但是,当我提交以下查询时,aya.aya_id不会返回任何错误。
SELECT DISTINCT aya.aya_id,
aya_name,
(SELECT aya_name
FROM AYANTDROIT aya2
WHERE aya2.aya_id =
(SELECT ben_ben_id
FROM benefice LEFT OUTER JOIN ayantdroit ayad
ON ben_aya_id = ayad.aya_id
WHERE ayad.aya_id = **aya.AYA_ID**
)
)
FROM AYANTDROIT aya
ORDER BY aya_name
Would anyone know why I can call this aya_id in the second case and not in the first? It would be really helpful here :)
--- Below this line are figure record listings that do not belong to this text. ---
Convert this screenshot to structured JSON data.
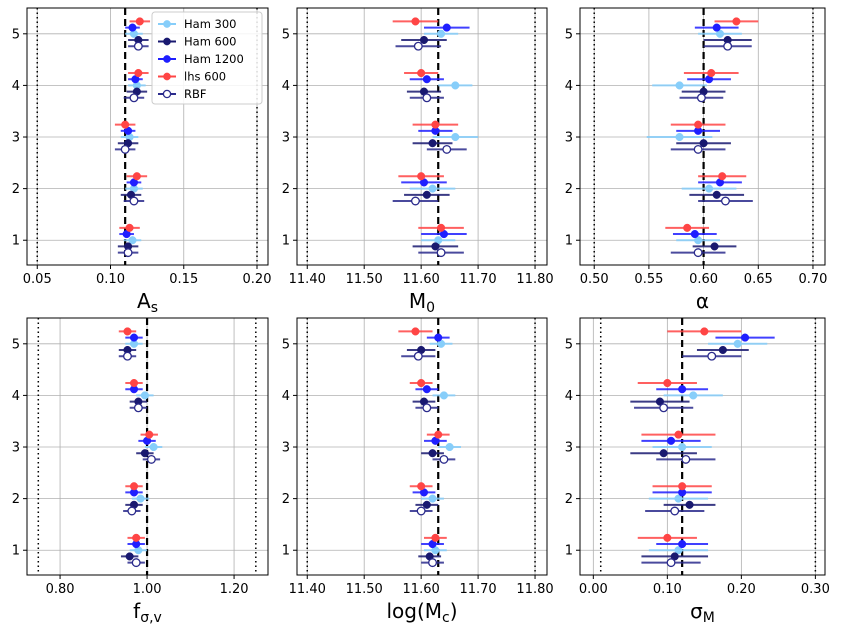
{
  "chart_data": [
    {
      "type": "errorbar",
      "xlabel": [
        "A",
        "s"
      ],
      "xlim": [
        0.043,
        0.2075
      ],
      "xticks": [
        0.05,
        {
          "value": 0.1,
          "label": "0.10"
        },
        0.15,
        {
          "value": 0.2,
          "label": "0.20"
        }
      ],
      "ylim": [
        0.52,
        5.5
      ],
      "yticks": [
        1,
        2,
        3,
        4,
        5
      ],
      "grid": true,
      "truth": 0.11,
      "bounds": [
        0.05,
        0.2
      ],
      "legend": "upper right",
      "series": [
        {
          "name": "Ham 300",
          "color": "#87cefa",
          "values": [
            0.115,
            0.116,
            0.113,
            0.118,
            0.116
          ],
          "errors": [
            0.006,
            0.006,
            0.006,
            0.006,
            0.006
          ]
        },
        {
          "name": "Ham 600",
          "color": "#191970",
          "values": [
            0.112,
            0.114,
            0.112,
            0.118,
            0.119
          ],
          "errors": [
            0.007,
            0.007,
            0.007,
            0.007,
            0.007
          ]
        },
        {
          "name": "Ham 1200",
          "color": "#1f1fff",
          "values": [
            0.111,
            0.116,
            0.112,
            0.117,
            0.115
          ],
          "errors": [
            0.005,
            0.005,
            0.005,
            0.005,
            0.005
          ]
        },
        {
          "name": "lhs 600",
          "color": "#ff4545",
          "values": [
            0.113,
            0.118,
            0.11,
            0.119,
            0.12
          ],
          "errors": [
            0.007,
            0.007,
            0.007,
            0.007,
            0.007
          ]
        },
        {
          "name": "RBF",
          "color": "#2b2b8c",
          "open": true,
          "values": [
            0.112,
            0.116,
            0.11,
            0.116,
            0.119
          ],
          "errors": [
            0.007,
            0.007,
            0.007,
            0.007,
            0.007
          ]
        }
      ]
    },
    {
      "type": "errorbar",
      "xlabel": [
        "M",
        "0"
      ],
      "xlim": [
        11.382,
        11.821
      ],
      "xticks": [
        {
          "value": 11.4,
          "label": "11.40"
        },
        {
          "value": 11.5,
          "label": "11.50"
        },
        {
          "value": 11.6,
          "label": "11.60"
        },
        {
          "value": 11.7,
          "label": "11.70"
        },
        {
          "value": 11.8,
          "label": "11.80"
        }
      ],
      "ylim": [
        0.52,
        5.5
      ],
      "yticks": [
        1,
        2,
        3,
        4,
        5
      ],
      "grid": true,
      "truth": 11.63,
      "bounds": [
        11.4,
        11.8
      ],
      "series": [
        {
          "color": "#87cefa",
          "values": [
            11.63,
            11.62,
            11.66,
            11.66,
            11.635
          ],
          "errors": [
            0.03,
            0.04,
            0.04,
            0.03,
            0.03
          ]
        },
        {
          "color": "#191970",
          "values": [
            11.625,
            11.61,
            11.62,
            11.605,
            11.605
          ],
          "errors": [
            0.04,
            0.04,
            0.035,
            0.03,
            0.04
          ]
        },
        {
          "color": "#1f1fff",
          "values": [
            11.64,
            11.605,
            11.625,
            11.61,
            11.645
          ],
          "errors": [
            0.04,
            0.04,
            0.03,
            0.03,
            0.04
          ]
        },
        {
          "color": "#ff4545",
          "values": [
            11.635,
            11.6,
            11.625,
            11.6,
            11.59
          ],
          "errors": [
            0.04,
            0.04,
            0.04,
            0.03,
            0.04
          ]
        },
        {
          "color": "#2b2b8c",
          "open": true,
          "values": [
            11.635,
            11.59,
            11.645,
            11.61,
            11.595
          ],
          "errors": [
            0.04,
            0.04,
            0.035,
            0.03,
            0.04
          ]
        }
      ]
    },
    {
      "type": "errorbar",
      "xlabel": [
        "α"
      ],
      "xlim": [
        0.487,
        0.711
      ],
      "xticks": [
        {
          "value": 0.5,
          "label": "0.50"
        },
        0.55,
        {
          "value": 0.6,
          "label": "0.60"
        },
        0.65,
        {
          "value": 0.7,
          "label": "0.70"
        }
      ],
      "ylim": [
        0.52,
        5.5
      ],
      "yticks": [
        1,
        2,
        3,
        4,
        5
      ],
      "grid": true,
      "truth": 0.6,
      "bounds": [
        0.5,
        0.7
      ],
      "series": [
        {
          "color": "#87cefa",
          "values": [
            0.595,
            0.605,
            0.578,
            0.578,
            0.615
          ],
          "errors": [
            0.02,
            0.025,
            0.03,
            0.025,
            0.02
          ]
        },
        {
          "color": "#191970",
          "values": [
            0.61,
            0.612,
            0.6,
            0.6,
            0.622
          ],
          "errors": [
            0.02,
            0.025,
            0.025,
            0.02,
            0.022
          ]
        },
        {
          "color": "#1f1fff",
          "values": [
            0.592,
            0.615,
            0.595,
            0.605,
            0.612
          ],
          "errors": [
            0.02,
            0.02,
            0.02,
            0.02,
            0.02
          ]
        },
        {
          "color": "#ff4545",
          "values": [
            0.585,
            0.617,
            0.595,
            0.607,
            0.63
          ],
          "errors": [
            0.02,
            0.022,
            0.025,
            0.025,
            0.02
          ]
        },
        {
          "color": "#2b2b8c",
          "open": true,
          "values": [
            0.595,
            0.62,
            0.595,
            0.598,
            0.622
          ],
          "errors": [
            0.025,
            0.025,
            0.025,
            0.02,
            0.022
          ]
        }
      ]
    },
    {
      "type": "errorbar",
      "xlabel": [
        "f",
        "σ,v"
      ],
      "xlim": [
        0.724,
        1.278
      ],
      "xticks": [
        {
          "value": 0.8,
          "label": "0.80"
        },
        {
          "value": 1,
          "label": "1.00"
        },
        {
          "value": 1.2,
          "label": "1.20"
        }
      ],
      "ylim": [
        0.52,
        5.5
      ],
      "yticks": [
        1,
        2,
        3,
        4,
        5
      ],
      "grid": true,
      "truth": 1,
      "bounds": [
        0.75,
        1.25
      ],
      "series": [
        {
          "color": "#87cefa",
          "values": [
            0.98,
            0.985,
            1.015,
            0.995,
            0.97
          ],
          "errors": [
            0.02,
            0.02,
            0.02,
            0.02,
            0.02
          ]
        },
        {
          "color": "#191970",
          "values": [
            0.96,
            0.97,
            0.995,
            0.98,
            0.955
          ],
          "errors": [
            0.02,
            0.02,
            0.02,
            0.02,
            0.02
          ]
        },
        {
          "color": "#1f1fff",
          "values": [
            0.975,
            0.97,
            1,
            0.97,
            0.97
          ],
          "errors": [
            0.02,
            0.02,
            0.02,
            0.02,
            0.02
          ]
        },
        {
          "color": "#ff4545",
          "values": [
            0.975,
            0.97,
            1.005,
            0.97,
            0.955
          ],
          "errors": [
            0.02,
            0.02,
            0.02,
            0.02,
            0.02
          ]
        },
        {
          "color": "#2b2b8c",
          "open": true,
          "values": [
            0.975,
            0.965,
            1.01,
            0.98,
            0.955
          ],
          "errors": [
            0.02,
            0.02,
            0.02,
            0.02,
            0.02
          ]
        }
      ]
    },
    {
      "type": "errorbar",
      "xlabel": [
        "log(M",
        "c",
        ")"
      ],
      "xlim": [
        11.382,
        11.821
      ],
      "xticks": [
        {
          "value": 11.4,
          "label": "11.40"
        },
        {
          "value": 11.5,
          "label": "11.50"
        },
        {
          "value": 11.6,
          "label": "11.60"
        },
        {
          "value": 11.7,
          "label": "11.70"
        },
        {
          "value": 11.8,
          "label": "11.80"
        }
      ],
      "ylim": [
        0.52,
        5.5
      ],
      "yticks": [
        1,
        2,
        3,
        4,
        5
      ],
      "grid": true,
      "truth": 11.63,
      "bounds": [
        11.4,
        11.8
      ],
      "series": [
        {
          "color": "#87cefa",
          "values": [
            11.625,
            11.62,
            11.65,
            11.64,
            11.635
          ],
          "errors": [
            0.02,
            0.02,
            0.02,
            0.02,
            0.02
          ]
        },
        {
          "color": "#191970",
          "values": [
            11.615,
            11.61,
            11.62,
            11.605,
            11.6
          ],
          "errors": [
            0.02,
            0.02,
            0.02,
            0.02,
            0.025
          ]
        },
        {
          "color": "#1f1fff",
          "values": [
            11.62,
            11.605,
            11.625,
            11.61,
            11.63
          ],
          "errors": [
            0.02,
            0.02,
            0.02,
            0.02,
            0.02
          ]
        },
        {
          "color": "#ff4545",
          "values": [
            11.625,
            11.6,
            11.63,
            11.6,
            11.59
          ],
          "errors": [
            0.02,
            0.02,
            0.02,
            0.02,
            0.03
          ]
        },
        {
          "color": "#2b2b8c",
          "open": true,
          "values": [
            11.62,
            11.6,
            11.64,
            11.61,
            11.595
          ],
          "errors": [
            0.02,
            0.02,
            0.02,
            0.02,
            0.03
          ]
        }
      ]
    },
    {
      "type": "errorbar",
      "xlabel": [
        "σ",
        "M"
      ],
      "xlim": [
        -0.018,
        0.313
      ],
      "xticks": [
        {
          "value": 0,
          "label": "0.00"
        },
        {
          "value": 0.1,
          "label": "0.10"
        },
        {
          "value": 0.2,
          "label": "0.20"
        },
        {
          "value": 0.3,
          "label": "0.30"
        }
      ],
      "ylim": [
        0.52,
        5.5
      ],
      "yticks": [
        1,
        2,
        3,
        4,
        5
      ],
      "grid": true,
      "truth": 0.12,
      "bounds": [
        0.01,
        0.3
      ],
      "series": [
        {
          "color": "#87cefa",
          "values": [
            0.115,
            0.115,
            0.12,
            0.135,
            0.195
          ],
          "errors": [
            0.04,
            0.04,
            0.04,
            0.04,
            0.04
          ]
        },
        {
          "color": "#191970",
          "values": [
            0.11,
            0.13,
            0.095,
            0.09,
            0.175
          ],
          "errors": [
            0.045,
            0.035,
            0.045,
            0.04,
            0.035
          ]
        },
        {
          "color": "#1f1fff",
          "values": [
            0.12,
            0.12,
            0.105,
            0.12,
            0.205
          ],
          "errors": [
            0.035,
            0.04,
            0.04,
            0.035,
            0.04
          ]
        },
        {
          "color": "#ff4545",
          "values": [
            0.1,
            0.12,
            0.115,
            0.1,
            0.15
          ],
          "errors": [
            0.04,
            0.04,
            0.05,
            0.04,
            0.05
          ]
        },
        {
          "color": "#2b2b8c",
          "open": true,
          "values": [
            0.105,
            0.11,
            0.125,
            0.095,
            0.16
          ],
          "errors": [
            0.04,
            0.04,
            0.04,
            0.04,
            0.04
          ]
        }
      ]
    }
  ]
}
有谁知道为什么我可以在第二种情况下调用这个aya_id而不是第一种情况?这里真的很有帮助:)
Thanks all for your time and have a nice day!
感谢您的所有时间,祝您度过愉快的一天!
1 个解决方案
#1
0
The problem is that aya.aya_id is too deeply nested in correlated subquery. There are several ways to rebuild your query, here is one:
问题是aya.aya_id在相关子查询中嵌套得太深了。有几种方法可以重建您的查询,这里有一个:
select distinct a1.aya_id, a1.aya_name, a2.aya_name
from ayantdroit a1
left join (
select connect_by_root(ben_aya_id) root, ben_ben_id
from benefice where connect_by_isleaf = 1
start with ben_aya_id in (select aya_id from ayantdroit)
connect by prior ben_ben_id = ben_aya_id) b
on a1.aya_id = b.root
left join ayantdroit a2 on a2.aya_id = b.ben_ben_id
Please read also similiar question on Asktom site.
请在Asktom网站上阅读类似的问题。
#1
0
The problem is that aya.aya_id is too deeply nested in correlated subquery. There are several ways to rebuild your query, here is one:
问题是aya.aya_id在相关子查询中嵌套得太深了。有几种方法可以重建您的查询,这里有一个:
select distinct a1.aya_id, a1.aya_name, a2.aya_name
from ayantdroit a1
left join (
select connect_by_root(ben_aya_id) root, ben_ben_id
from benefice where connect_by_isleaf = 1
start with ben_aya_id in (select aya_id from ayantdroit)
connect by prior ben_ben_id = ben_aya_id) b
on a1.aya_id = b.root
left join ayantdroit a2 on a2.aya_id = b.ben_ben_id
Please read also similiar question on Asktom site.
请在Asktom网站上阅读类似的问题。